I could have just said “what turns scouts off: not much”, as the rail-thin big man has gone from relative unknown outside of China to probable lottery pick in 2016. It’s all about length: he’s so long and tall that even if you do push him out of the way you’re not guaranteed a good look at the basket. While on the other side of the floor he may not turn into a lethal post player or a vicious roller to the rim, his length and touch guarantee him points even without coaches having to call plays for him, and the mid-range touch is already respectable, making sure that he’ll find a niche in pretty much any NBA offense. Of all the local guys in the CBA, he is the only one to be NBA-bound without any debate.

Now, however, is where things get tricky. Because we can all be pretty positive the aforementioned guys are worth an NBA look, but it’s not gonna end here. There’s a few more guys who may belie their NBA potential and might look surprisingly adequate under the appropriate circumstances. Who? Let’s find out:


5 – Zou Yuchen (Bayi, ’96): 6’9″ PF, 14 ppg, 9,6 rpg, 2,1 bpg.

What might intrigue scouts: rebounding and defensive potential, age, effort.

What might turn them off: largely unproven, not a next level athlete, average size.

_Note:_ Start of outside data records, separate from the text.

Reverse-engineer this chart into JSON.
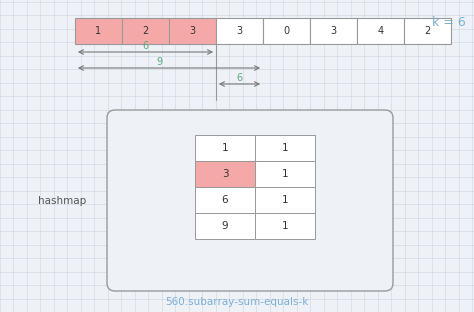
{
  "bg_color": "#eef2f7",
  "grid_color": "#cdd5e0",
  "array_values": [
    1,
    2,
    3,
    3,
    0,
    3,
    4,
    2
  ],
  "array_highlight": [
    0,
    1,
    2
  ],
  "highlight_color": "#f4a9a8",
  "normal_color": "#ffffff",
  "border_color": "#999999",
  "k_label": "k = 6",
  "k_color": "#7bafd4",
  "arrow_color": "#777777",
  "arrow_label_color": "#5aaa7a",
  "hashmap_data": [
    {
      "key": "1",
      "val": "1",
      "highlight": false
    },
    {
      "key": "3",
      "val": "1",
      "highlight": true
    },
    {
      "key": "6",
      "val": "1",
      "highlight": false
    },
    {
      "key": "9",
      "val": "1",
      "highlight": false
    }
  ],
  "hashmap_label": "hashmap",
  "hashmap_label_color": "#555555",
  "footer_text": "560.subarray-sum-equals-k",
  "footer_color": "#7bafd4",
  "fig_w": 4.74,
  "fig_h": 3.12,
  "dpi": 100
}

This is the best looking photo I could find on the internet, where by “best looking” I mean “the only one where he doesn’t make ridiculous facial expressions or dramatic grimaces”. But then, hey, that’s the reason why he’s good. His effort is unquestionable, he crashes the boards and most of all he’s active defensively (add to the 2 blocks per game a steal per game, too). Zou hasn’t attracted many scouts, but at 18 years of age he shows a level of physical and mental maturity most CBA players don’t have. Literally burned every opponent at the stake in the Rookie game (Zhou Qi didn’t play due to injuries) with superior understanding of the game, Zou might be much more than a young sensation if he keeps getting better next year. Problem is: will Bayi help him on his way to the top?


6 – Zhu Yanxi (Beijing, ’90): 6’10” PF, 10,1 ppg, 42,6 3pt%, 90,9 FT%.

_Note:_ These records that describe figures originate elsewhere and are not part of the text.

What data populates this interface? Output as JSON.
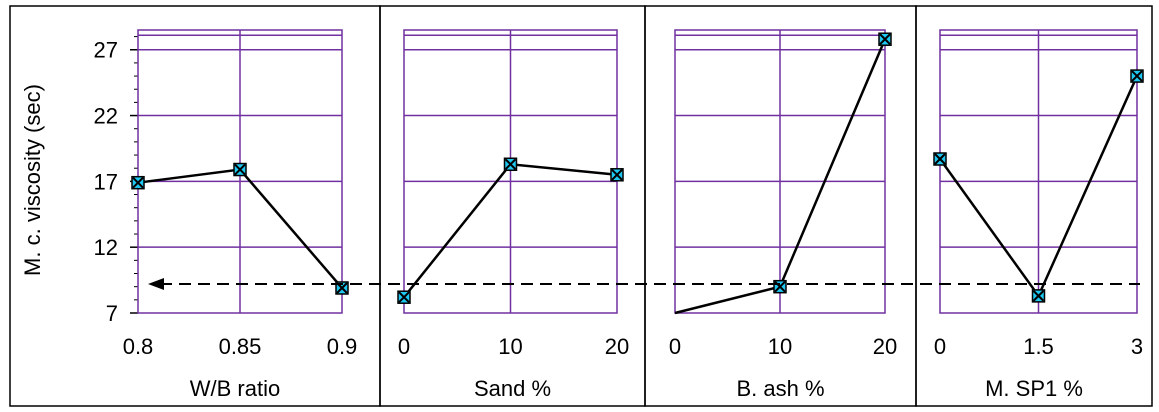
{
  "chart_data": {
    "type": "line",
    "ylabel": "M. c. viscosity (sec)",
    "ylim": [
      7,
      28.5
    ],
    "yticks": [
      "7",
      "12",
      "17",
      "22",
      "27"
    ],
    "reference_line": {
      "y": 9.2,
      "style": "dashed",
      "arrow": "left"
    },
    "panels": [
      {
        "xlabel": "W/B ratio",
        "x": [
          0.8,
          0.85,
          0.9
        ],
        "xticks": [
          "0.8",
          "0.85",
          "0.9"
        ],
        "values": [
          16.9,
          17.9,
          8.9
        ]
      },
      {
        "xlabel": "Sand %",
        "x": [
          0,
          10,
          20
        ],
        "xticks": [
          "0",
          "10",
          "20"
        ],
        "values": [
          8.2,
          18.3,
          17.5
        ]
      },
      {
        "xlabel": "B. ash %",
        "x": [
          0,
          10,
          20
        ],
        "xticks": [
          "0",
          "10",
          "20"
        ],
        "values": [
          7.0,
          9.0,
          27.8
        ]
      },
      {
        "xlabel": "M. SP1 %",
        "x": [
          0,
          1.5,
          3
        ],
        "xticks": [
          "0",
          "1.5",
          "3"
        ],
        "values": [
          18.7,
          8.3,
          25.0
        ]
      }
    ],
    "marker_color": "#1ec8f0",
    "grid_color": "#7030a0"
  }
}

What might intrigue scouts: consistently improved shooter and true stretch player, proven role player, has an impressive winning history.

What might turn them off: not an interior presence on both ends, rebounding, age.

Might sound like a risky choice, but Marbury’s favorite pick ‘n’ pop target, at 25, is proven at what he does best: shoot the ball. With all the craze for stretch big men, here’s the one Chinese player who actually does that on a daily basis. A very good shooter who can hold his own defending the post, Zhu has very underwhelming rebounding numbers. Funnily enough, Beijing’s gotten to the Finals thanks to his last second tip-in of a Marbury miss in Game 6 vs Guangdong, which is a testament to how much of a smart, winning player Zhu is. The key here is to understand whether his low numbers on the boards are a byproduct of playing with other good rebounders. On the other hand, his interior offensive percentages reflect his role as an outside shooter, although he does shoot around that 50% mark inside the arc in the regular season.


7 – Wang Zheng (Guangsha, ’90): 7’1″ C, 20,1 mpg, 13,5 ppg, 75,0 FT%

What might intrigue scouts: size, efficiency, touch.

What might turn them off: age, never played meaningful minutes, subpar athlete.

China has already gained notoriety for its big men: Yao, Wang Zhizhi, Mengke Bateer, Yi, Zhou Qi and so on. Wang never really got on the floor too much, but when he has he’s been an incredibly efficient player. 2nd local player in the league in scoring per-36 behind Yi, Wang hasn’t been trusted enough with minutes and it’s unclear why: does he perhaps lack chemistry with Holman? It wouldn’t seem so looking from the outside. However, even at 25, Wang is a complete unknown outside of China and a daring team looking for size and good percentages at a very cheap price may want to give him a try, as Guangsha probably won’t mind letting the big fella go. And it might cost them.
The obvious question, clearly, would be how mobile he actually is. Before you ask: no, him playing only 20 minutes per game isn’t due to foul trouble, as he averaged 1,3 per game. He looks mobile enough not to get in trouble, at least, so there’s seriously a chance that he might just be overlooked by his own team.

That’s pretty much it, gentlemen. As usual, take care!